# StormParse PDF Parsing Tutorial

This interactive notebook demonstrates how to use the StormParse API for PDF document parsing with practical examples.

## Setup and Installation

First, let's import the necessary libraries and set up our API configuration.

In [None]:
%pip install requests

# Import required libraries
import requests
import time
import os
import re
import json
from datetime import datetime
from concurrent.futures import ThreadPoolExecutor, as_completed

# Configuration
# StormParse API configuration
API_BASE_URL = "https://live-storm-apis-parse-router.sionic.im"
API_KEY = "demo-test"  # Replace with your API key

# Headers with authorization
headers = {
    'Authorization': f'Bearer {API_KEY}',
    'Accept': '*/*'
}

# Test connection
try:
    # Note: The base URL might not accept GET requests, so we'll skip the test
    print(f"✅ API configured for: {API_BASE_URL}")
    print(f"✅ Using API key: {API_KEY[:10]}...")
except Exception as e:
    print(f"Configuration loaded. API URL: {API_BASE_URL}")

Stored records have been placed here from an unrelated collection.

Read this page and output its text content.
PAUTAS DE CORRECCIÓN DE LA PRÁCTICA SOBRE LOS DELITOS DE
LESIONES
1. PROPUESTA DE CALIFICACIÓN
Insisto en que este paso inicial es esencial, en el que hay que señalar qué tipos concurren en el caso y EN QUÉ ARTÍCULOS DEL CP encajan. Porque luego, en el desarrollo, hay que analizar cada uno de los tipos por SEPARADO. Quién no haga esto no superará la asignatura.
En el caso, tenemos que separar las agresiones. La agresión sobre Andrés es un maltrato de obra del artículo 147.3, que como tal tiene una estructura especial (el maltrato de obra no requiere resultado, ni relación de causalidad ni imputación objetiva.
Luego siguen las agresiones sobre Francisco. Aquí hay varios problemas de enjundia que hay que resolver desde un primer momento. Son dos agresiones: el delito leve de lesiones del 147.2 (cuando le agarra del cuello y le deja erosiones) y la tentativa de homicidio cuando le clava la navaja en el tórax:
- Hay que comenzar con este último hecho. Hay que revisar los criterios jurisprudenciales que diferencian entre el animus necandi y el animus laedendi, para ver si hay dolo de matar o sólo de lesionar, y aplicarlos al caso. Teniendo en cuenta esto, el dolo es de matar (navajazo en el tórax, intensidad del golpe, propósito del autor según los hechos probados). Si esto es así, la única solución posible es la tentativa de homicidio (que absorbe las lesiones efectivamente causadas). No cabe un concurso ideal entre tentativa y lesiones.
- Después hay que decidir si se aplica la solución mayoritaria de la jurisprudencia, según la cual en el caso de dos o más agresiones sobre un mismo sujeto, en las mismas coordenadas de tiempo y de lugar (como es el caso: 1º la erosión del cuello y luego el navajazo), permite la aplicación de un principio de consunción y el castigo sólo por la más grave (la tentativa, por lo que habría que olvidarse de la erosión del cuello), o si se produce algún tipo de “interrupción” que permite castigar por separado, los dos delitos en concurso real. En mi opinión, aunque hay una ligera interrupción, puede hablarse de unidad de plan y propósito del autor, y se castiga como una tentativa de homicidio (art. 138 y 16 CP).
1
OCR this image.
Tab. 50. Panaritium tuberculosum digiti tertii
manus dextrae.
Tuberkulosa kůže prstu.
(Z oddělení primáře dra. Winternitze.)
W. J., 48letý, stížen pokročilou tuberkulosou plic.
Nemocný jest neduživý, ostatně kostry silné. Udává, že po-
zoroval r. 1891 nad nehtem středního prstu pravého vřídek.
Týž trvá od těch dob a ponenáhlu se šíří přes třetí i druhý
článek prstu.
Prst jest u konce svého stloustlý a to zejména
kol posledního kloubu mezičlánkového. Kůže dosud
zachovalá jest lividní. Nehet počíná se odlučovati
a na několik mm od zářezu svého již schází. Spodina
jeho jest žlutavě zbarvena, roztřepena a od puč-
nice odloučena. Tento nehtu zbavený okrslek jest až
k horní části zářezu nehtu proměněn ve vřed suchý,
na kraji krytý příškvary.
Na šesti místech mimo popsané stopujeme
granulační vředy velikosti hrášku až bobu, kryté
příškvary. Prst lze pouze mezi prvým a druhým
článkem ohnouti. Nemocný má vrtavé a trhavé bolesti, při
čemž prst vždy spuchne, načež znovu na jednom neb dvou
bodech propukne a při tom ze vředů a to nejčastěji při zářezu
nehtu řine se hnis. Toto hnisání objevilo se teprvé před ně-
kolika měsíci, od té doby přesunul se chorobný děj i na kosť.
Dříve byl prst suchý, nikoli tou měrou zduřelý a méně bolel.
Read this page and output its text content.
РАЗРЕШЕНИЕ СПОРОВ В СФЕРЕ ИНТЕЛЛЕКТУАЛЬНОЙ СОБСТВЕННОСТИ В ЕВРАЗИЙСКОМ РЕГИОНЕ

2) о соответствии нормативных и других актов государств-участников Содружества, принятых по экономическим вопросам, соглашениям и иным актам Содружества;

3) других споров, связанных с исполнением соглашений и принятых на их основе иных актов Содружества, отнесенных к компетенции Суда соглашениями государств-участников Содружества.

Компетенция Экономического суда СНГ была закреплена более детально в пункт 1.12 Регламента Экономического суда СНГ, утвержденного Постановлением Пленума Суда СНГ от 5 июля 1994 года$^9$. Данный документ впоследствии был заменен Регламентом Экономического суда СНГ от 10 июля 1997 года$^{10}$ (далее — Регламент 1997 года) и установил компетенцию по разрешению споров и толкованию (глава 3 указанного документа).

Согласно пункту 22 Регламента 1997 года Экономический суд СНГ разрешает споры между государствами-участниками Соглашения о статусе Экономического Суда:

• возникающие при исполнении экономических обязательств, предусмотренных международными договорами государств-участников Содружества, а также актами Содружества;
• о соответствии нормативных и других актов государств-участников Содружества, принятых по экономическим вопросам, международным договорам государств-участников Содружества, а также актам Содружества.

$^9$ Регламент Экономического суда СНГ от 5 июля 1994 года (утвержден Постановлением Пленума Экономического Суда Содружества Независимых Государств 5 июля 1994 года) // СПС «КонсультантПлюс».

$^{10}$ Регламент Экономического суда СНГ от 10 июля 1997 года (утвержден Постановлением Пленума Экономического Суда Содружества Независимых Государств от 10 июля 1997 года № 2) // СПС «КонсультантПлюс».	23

Note: you may need to restart the kernel to use updated packages.
✅ API configured for: https://live-storm-apis-parse-router.sionic.im
✅ Using API key: demo_Kx8fH...


## Helper Functions

Let's define some helper functions that we'll use throughout the tutorial.

In [19]:
def upload_document(file_path, api_key=API_KEY, api_base_url=API_BASE_URL):
    """Upload a document to StormParse API."""
    headers = {
        'Authorization': f'Bearer {api_key}',
        'Accept': '*/*'
    }
    
    with open(file_path, 'rb') as f:
        files = {'file': f}
        response = requests.post(f"{api_base_url}/api/v1/parsing/upload", files=files, headers=headers)
    
    if response.status_code != 200:
        raise Exception(f"Upload failed with status {response.status_code}")
    
    result = response.json()
    if result['result_type'] != 'SUCCESS':
        raise Exception(f"Upload error: {result['error']}")
    
    return result['success']['job_id']

def wait_for_job(job_id, api_key=API_KEY, api_base_url=API_BASE_URL, timeout=300):
    """Wait for a parsing job to complete."""
    headers = {
        'Authorization': f'Bearer {api_key}',
        'Accept': '*/*'
    }
    
    start_time = time.time()
    
    while time.time() - start_time < timeout:
        response = requests.get(f"{api_base_url}/api/v1/parsing/job/{job_id}", headers=headers)
        
        if response.status_code != 200:
            raise Exception(f"Status check failed with status {response.status_code}")
        
        result = response.json()
        if result['result_type'] != 'SUCCESS':
            raise Exception(f"Status error: {result['error']}")
        
        data = result['success']
        
        if data['state'] == 'COMPLETED':
            return data['pages']
        elif data['state'] == 'FAILED':
            raise Exception("Parsing job failed")
        
        time.sleep(2)
    
    raise Exception(f"Timeout after {timeout} seconds")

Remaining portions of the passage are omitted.